Le concepteur de l’ouvrage a en effet choisit de répartir l’ensemble des dessins sélectionnés dans des chapitres thématiques : Politique française, Culture, Médias, International, Religion, Société…, regroupant dans ces grands ensembles, les caricatures de manière logique, autour de sujets précis, ou bien de personnalités. Les fans de Sarkocaricatures en auront pour leur argent ! Ceux qui préfèrent rire des curés se délecteront avec charité. Quant à la crise, elle traverse le recueil de part en part, la satire rappelant les palpitations médiatiques qui nous ont mené du krach généralisé, à la reprise frénétique de la spéculation, des coups de gueule hypocrites de Sarko contre les traders, aux milliards d’aides pour les banques…
Grâce à ce classement par thèmes, l’observateur attentif pourra non seulement se régaler des œuvres de Charlie, mais encore traquer les stéréotypes, les récurrences, comparer les différences d’angles d’attaque, s’interroger sur la manière de chaque artiste, son style, ses « tics » particuliers..
Que ces louanges ne nous aveuglent pas.
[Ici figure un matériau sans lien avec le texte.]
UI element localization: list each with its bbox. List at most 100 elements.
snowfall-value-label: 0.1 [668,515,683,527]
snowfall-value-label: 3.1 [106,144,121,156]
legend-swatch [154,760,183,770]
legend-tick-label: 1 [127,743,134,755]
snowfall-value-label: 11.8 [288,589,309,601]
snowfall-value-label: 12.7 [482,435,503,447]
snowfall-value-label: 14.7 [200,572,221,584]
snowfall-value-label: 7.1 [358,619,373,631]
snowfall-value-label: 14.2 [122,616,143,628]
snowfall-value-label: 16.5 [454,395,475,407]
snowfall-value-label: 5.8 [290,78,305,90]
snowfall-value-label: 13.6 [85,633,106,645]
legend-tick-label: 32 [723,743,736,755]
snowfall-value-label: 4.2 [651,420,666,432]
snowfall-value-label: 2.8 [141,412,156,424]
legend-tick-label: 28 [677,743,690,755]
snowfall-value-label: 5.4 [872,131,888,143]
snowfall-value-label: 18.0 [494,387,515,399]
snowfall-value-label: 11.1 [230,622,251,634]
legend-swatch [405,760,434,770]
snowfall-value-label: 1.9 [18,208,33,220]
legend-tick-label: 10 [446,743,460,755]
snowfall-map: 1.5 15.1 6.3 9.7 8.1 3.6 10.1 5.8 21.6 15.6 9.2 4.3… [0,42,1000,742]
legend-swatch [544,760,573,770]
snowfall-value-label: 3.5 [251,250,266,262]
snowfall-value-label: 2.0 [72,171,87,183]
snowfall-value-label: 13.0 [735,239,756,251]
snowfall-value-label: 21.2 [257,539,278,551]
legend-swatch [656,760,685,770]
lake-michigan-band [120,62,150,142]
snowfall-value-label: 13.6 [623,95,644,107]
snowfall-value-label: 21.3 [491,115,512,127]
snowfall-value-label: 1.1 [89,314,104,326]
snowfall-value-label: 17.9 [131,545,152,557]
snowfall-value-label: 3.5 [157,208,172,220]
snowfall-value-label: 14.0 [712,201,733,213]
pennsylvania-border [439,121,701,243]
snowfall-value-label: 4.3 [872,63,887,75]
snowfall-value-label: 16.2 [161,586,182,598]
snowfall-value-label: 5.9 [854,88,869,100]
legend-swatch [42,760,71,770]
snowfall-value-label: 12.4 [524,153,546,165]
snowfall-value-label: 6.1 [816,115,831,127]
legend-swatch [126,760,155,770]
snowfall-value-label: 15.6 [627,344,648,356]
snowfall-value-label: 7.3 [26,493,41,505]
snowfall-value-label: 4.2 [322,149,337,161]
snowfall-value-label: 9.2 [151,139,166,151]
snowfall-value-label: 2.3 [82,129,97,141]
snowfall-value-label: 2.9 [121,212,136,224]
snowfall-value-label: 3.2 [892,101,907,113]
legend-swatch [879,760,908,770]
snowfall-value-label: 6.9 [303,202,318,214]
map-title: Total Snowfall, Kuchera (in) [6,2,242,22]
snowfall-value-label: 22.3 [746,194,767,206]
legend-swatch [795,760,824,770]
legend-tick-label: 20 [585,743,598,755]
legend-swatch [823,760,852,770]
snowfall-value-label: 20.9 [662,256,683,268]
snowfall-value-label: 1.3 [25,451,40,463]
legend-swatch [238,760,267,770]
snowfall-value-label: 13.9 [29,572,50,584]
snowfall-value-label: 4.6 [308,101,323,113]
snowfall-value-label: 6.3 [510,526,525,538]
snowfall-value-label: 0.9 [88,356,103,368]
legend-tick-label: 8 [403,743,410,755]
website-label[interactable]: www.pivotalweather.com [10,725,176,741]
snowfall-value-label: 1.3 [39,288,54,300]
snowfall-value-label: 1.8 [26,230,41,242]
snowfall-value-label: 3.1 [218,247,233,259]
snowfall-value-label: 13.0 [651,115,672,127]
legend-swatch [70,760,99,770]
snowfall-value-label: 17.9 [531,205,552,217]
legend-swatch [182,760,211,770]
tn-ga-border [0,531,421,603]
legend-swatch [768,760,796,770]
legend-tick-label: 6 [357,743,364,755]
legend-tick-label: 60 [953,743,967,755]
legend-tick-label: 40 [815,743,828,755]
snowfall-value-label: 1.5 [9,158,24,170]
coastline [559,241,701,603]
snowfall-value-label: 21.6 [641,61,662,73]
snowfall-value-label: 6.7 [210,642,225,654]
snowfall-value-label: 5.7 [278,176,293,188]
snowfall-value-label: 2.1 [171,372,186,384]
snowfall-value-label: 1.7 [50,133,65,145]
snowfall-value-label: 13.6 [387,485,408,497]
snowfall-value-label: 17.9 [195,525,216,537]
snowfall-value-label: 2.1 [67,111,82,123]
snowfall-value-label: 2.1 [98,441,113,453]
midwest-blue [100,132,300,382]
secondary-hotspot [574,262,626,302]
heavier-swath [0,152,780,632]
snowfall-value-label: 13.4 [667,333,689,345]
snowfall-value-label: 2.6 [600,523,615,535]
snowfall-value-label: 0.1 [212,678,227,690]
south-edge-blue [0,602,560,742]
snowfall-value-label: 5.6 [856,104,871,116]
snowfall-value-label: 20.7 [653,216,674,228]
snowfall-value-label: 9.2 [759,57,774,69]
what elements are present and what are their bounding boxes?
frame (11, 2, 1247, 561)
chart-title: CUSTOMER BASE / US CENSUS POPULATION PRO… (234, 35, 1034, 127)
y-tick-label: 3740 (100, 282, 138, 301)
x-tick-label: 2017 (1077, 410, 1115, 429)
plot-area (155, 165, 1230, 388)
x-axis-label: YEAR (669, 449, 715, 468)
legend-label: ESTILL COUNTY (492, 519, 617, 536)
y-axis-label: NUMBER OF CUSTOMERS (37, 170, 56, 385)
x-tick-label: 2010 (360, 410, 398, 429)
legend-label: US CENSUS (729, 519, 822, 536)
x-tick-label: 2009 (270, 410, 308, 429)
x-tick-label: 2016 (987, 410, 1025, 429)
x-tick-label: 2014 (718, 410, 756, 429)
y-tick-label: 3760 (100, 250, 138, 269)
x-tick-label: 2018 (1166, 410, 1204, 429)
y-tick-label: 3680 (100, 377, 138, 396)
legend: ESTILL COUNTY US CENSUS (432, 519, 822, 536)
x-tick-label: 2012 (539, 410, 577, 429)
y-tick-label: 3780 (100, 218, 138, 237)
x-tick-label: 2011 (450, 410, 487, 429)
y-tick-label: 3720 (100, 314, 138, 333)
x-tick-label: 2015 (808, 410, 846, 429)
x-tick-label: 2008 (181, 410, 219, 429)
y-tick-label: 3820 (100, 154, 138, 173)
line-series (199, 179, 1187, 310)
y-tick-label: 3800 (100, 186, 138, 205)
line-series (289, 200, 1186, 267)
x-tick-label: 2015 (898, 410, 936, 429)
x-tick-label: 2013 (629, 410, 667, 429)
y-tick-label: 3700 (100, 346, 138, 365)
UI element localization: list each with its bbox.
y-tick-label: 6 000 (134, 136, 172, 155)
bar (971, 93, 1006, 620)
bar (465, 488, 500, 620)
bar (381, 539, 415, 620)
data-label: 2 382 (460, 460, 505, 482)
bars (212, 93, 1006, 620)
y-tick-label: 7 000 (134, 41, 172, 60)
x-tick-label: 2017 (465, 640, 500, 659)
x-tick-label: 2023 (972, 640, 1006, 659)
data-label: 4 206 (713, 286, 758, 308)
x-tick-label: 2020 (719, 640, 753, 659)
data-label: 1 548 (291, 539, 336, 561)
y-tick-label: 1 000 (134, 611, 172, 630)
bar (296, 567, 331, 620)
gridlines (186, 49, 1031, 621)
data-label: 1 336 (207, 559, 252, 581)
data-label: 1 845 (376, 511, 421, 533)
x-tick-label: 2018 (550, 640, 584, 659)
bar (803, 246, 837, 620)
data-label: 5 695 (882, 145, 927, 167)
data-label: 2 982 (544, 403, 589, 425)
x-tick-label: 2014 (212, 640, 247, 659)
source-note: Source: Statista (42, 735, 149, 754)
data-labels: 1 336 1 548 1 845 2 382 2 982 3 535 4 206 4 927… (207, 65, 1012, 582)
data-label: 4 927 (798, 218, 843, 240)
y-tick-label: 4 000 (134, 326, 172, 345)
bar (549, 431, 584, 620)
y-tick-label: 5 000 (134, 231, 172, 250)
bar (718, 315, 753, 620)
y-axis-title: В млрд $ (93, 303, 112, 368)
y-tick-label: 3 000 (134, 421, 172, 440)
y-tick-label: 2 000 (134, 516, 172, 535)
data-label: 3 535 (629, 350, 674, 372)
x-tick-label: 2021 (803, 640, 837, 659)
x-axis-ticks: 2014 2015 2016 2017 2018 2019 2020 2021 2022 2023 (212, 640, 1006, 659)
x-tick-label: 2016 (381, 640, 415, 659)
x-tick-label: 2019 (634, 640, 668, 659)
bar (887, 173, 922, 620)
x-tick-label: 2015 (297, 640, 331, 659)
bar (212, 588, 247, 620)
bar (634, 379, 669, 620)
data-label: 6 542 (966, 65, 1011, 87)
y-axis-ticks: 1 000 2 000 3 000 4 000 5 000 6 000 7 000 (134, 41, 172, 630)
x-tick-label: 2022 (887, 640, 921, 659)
Relevons tout de même trois difficultés peut-être inhérente au genre : bien des dessins demeureront en partie énigmatiques ou en tous cas donneront à réfléchir, l’événement qui les aura fait naître ayant disparu de nos mémoires ; la profusion des charges (jusqu’à une quinzaine par double-page !) réjouira le collectionneur mais agacera l’esthète, affligé par les nombreuses contaminations visuelles qu’entraîne la trop forte proximité des dessins entre eux ; enfin, petit abus de langage, la 4e de couverture annonce plus de 500 dessins « commentés par Oncle Bernard ». Les commentaires portent sur l’actualité, la situation sociale et politique, mais jamais sur les dessins eux-mêmes…
Un recueil haut en couleur qui fera tout de même le bonheur de tous ceux qui, à gauche, ne se laissent pas abattre !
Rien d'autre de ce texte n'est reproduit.